Responsável pelo templo zen do Jardim Botânico, no Rio de Janeiro, o médico conta que a idéia de implementar algumas dessas técnicas de tratamento no Hospital da Lagoa surgiu a partir da constatação da necessidade de se encontrar outras maneiras de ajudar os pacientes, além das medicações e métodos tradicionais.
“Recebo muitos pacientes com câncer, que estão em processo de quimioterapia e, consequentemente, com a parte psicológica muito abalada. Além do remédio, eu também ofereço a meditação, porque o paciente aprende a lidar melhor com a realidade. Além disso, devido ao relaxamento que as técnicas de respiração proporcionam, a meditação acaba aumentando também a imunidade. Definitivamente, o remédio não é 100% da cura.”
O psiquiatra explica que uma melhor aceitação da realidade leva a uma melhor aceitação aos tratamentos tradicionais, aumentando a tolerância aos efeitos colaterais dos medicamentos e a sua eficácia.

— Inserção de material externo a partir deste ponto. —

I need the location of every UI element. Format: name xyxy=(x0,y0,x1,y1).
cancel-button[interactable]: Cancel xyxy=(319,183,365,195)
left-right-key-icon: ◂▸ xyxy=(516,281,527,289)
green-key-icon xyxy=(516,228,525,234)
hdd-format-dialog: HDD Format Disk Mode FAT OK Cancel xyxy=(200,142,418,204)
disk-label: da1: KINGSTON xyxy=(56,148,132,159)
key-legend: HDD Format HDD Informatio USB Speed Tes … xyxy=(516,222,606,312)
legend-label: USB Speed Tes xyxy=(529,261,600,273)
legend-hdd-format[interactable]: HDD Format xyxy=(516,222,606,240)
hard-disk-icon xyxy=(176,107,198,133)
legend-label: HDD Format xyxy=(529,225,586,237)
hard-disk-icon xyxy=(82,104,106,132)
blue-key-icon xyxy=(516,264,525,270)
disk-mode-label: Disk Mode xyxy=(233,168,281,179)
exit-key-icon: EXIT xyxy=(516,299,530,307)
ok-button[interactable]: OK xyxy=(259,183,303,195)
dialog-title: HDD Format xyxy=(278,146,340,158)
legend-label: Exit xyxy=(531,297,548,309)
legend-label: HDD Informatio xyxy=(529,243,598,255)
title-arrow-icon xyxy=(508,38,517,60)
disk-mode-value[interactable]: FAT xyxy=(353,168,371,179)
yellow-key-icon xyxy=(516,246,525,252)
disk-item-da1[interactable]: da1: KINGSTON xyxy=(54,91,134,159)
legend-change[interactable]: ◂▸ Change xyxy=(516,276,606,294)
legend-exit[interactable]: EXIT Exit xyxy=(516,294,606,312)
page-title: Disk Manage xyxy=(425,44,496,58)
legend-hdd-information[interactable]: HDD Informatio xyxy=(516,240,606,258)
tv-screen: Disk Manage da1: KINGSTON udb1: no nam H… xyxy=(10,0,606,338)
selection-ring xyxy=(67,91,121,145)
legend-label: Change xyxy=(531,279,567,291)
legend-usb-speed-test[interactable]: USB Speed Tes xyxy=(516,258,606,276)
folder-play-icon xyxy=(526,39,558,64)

Segundo Braz, não é preciso ser budista para meditar, nem sequer conhecer o budismo. O psiquiatra dá o exemplo da história de um paciente que ele tratou há alguns anos e que era evangélico:
“Era um lavrador do interior de Minas, que estava internado há seis meses, aguardando por um transplante de pulmão. Ele aprendeu as técnicas da meditação zen no leito do hospital e, a partir de então, conseguiu aceitar melhor toda a situação, passou a receber visitas – antes nem os filhos ele queria receber – e até criou um sistema para ele ficar mais confortável com os tubos de respiração.”
Braz acredita que o auto-conhecimento através da prática da meditação pode trazer a capacidade de aceitar duras realidades e de cuidar melhor de si mesmo, dos outros e do meio ambiente, tornando o mundo um local menos difícil de viver.